|
|
|
|
|
by raarky
4481 days ago
|
|
Nice. I'm building something similar in my spare time. It performs multi-color image searching on street wear. You can select a bunch of colors and adjust the ratios. Here's a very early in-development version.
http://www.inthatstyle.com/womens?colors=73a1d3,e84b34&ratio... (I'm a little worried about posting that on HN since it's unoptimized and will probably crash.) I'm currently working on skin detection & exclusion during the color detection phase and am looking at using basic machine learning techniques. The key challenge I'm facing is differences in skin tones. |
|
Try looking at the chromatic colour rather than the RGB values. You can get extremely far with just this, most skin colours fall into one of two peaks [0], no machine learning needed.

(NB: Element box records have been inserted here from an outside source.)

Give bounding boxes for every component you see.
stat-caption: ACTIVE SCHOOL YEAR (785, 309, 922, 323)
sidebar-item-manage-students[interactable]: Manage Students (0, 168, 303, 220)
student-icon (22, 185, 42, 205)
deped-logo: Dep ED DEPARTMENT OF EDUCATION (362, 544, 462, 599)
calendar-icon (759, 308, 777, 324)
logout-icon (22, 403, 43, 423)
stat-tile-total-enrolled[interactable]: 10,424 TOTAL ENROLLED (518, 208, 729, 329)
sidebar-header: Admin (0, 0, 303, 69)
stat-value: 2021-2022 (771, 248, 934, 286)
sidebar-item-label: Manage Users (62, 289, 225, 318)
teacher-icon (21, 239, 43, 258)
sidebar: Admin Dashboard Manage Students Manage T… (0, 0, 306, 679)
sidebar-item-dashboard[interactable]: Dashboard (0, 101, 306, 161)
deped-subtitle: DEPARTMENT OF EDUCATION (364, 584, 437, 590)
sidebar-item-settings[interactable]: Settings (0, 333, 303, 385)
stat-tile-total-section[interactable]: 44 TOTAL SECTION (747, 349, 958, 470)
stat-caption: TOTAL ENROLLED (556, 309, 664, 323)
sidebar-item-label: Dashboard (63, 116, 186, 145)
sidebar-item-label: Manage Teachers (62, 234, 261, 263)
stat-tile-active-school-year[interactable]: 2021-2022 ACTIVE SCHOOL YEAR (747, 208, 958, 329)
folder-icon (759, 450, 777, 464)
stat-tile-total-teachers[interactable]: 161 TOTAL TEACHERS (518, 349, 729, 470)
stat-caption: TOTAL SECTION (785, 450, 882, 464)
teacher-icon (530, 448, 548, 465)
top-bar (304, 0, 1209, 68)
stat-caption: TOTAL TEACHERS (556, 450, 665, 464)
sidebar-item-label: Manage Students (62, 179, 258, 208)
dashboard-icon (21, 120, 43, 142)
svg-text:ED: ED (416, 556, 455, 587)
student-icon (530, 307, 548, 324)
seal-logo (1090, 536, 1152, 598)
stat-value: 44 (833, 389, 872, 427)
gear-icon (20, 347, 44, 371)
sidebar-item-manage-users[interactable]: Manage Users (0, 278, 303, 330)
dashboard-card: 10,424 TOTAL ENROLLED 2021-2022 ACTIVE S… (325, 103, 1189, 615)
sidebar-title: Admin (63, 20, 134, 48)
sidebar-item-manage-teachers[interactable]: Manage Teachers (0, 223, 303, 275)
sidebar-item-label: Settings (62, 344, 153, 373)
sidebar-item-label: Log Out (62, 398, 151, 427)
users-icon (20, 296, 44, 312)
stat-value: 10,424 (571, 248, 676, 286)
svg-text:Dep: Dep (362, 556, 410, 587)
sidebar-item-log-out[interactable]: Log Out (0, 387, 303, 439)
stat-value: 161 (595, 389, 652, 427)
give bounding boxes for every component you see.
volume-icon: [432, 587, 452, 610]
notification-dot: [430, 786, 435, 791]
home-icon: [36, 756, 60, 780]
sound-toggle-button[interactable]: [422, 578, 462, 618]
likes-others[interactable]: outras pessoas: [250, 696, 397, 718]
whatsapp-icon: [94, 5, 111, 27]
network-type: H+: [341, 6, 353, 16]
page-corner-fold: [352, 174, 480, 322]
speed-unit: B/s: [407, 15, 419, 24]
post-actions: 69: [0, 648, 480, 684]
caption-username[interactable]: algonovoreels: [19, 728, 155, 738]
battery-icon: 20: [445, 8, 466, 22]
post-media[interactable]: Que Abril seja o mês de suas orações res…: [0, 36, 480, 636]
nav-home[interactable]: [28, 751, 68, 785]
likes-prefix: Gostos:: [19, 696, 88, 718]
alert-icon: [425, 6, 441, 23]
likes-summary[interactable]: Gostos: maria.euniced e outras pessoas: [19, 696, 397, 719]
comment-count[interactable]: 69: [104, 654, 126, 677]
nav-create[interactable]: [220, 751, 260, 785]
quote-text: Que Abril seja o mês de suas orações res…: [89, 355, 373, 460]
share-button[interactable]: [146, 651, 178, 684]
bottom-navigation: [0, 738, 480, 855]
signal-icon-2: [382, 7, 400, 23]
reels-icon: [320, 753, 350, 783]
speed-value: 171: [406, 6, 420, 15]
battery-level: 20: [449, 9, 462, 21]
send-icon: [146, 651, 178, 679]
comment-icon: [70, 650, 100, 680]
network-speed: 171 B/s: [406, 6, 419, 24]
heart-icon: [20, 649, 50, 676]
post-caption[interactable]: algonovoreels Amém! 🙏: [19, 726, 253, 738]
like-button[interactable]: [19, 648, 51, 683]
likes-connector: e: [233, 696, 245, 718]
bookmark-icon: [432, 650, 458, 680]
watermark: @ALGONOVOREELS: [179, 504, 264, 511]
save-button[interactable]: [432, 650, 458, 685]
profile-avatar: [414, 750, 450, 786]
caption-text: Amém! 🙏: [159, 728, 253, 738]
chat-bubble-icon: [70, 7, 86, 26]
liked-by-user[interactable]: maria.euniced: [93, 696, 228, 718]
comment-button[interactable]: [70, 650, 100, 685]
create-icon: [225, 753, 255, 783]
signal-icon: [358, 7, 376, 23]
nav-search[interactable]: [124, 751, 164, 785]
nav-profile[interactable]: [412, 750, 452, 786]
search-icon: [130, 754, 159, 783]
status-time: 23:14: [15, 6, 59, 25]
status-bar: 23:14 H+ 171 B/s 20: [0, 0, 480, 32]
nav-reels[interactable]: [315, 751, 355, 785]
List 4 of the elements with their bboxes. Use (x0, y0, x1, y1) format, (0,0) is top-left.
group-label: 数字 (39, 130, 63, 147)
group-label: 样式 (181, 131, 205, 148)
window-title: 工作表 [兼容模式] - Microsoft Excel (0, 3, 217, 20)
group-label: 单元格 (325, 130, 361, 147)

Once you've got this, edge detection & a few other bits should give you pretty reliable skin blocks. I've used it a few times before. Here's a presentation I did some years ago that I apparently still have on my desktop: http://files.figshare.com/1409002/1.pdf [1]
[0] http://www-cs-students.stanford.edu/~robles/ee368/skincolor....
[1] Calvert, Ian (2014): Finger pointing detection. figshare. http://dx.doi.org/10.6084/m9.figshare.953171
EDIT - I'm sure there are many good approaches for this, and many fancy ones. This is very simple and was researched/written purely for fun in a couple of weeks.
EDIT 2 - The final slide shows the more interesting part, where you use edge detectors to guide your estimation of what is inside or outside a shape. That plus an adaptive threshold (designed to stop if the number of pixels included jumped rapidly) got some good results, but I've not got the code any more.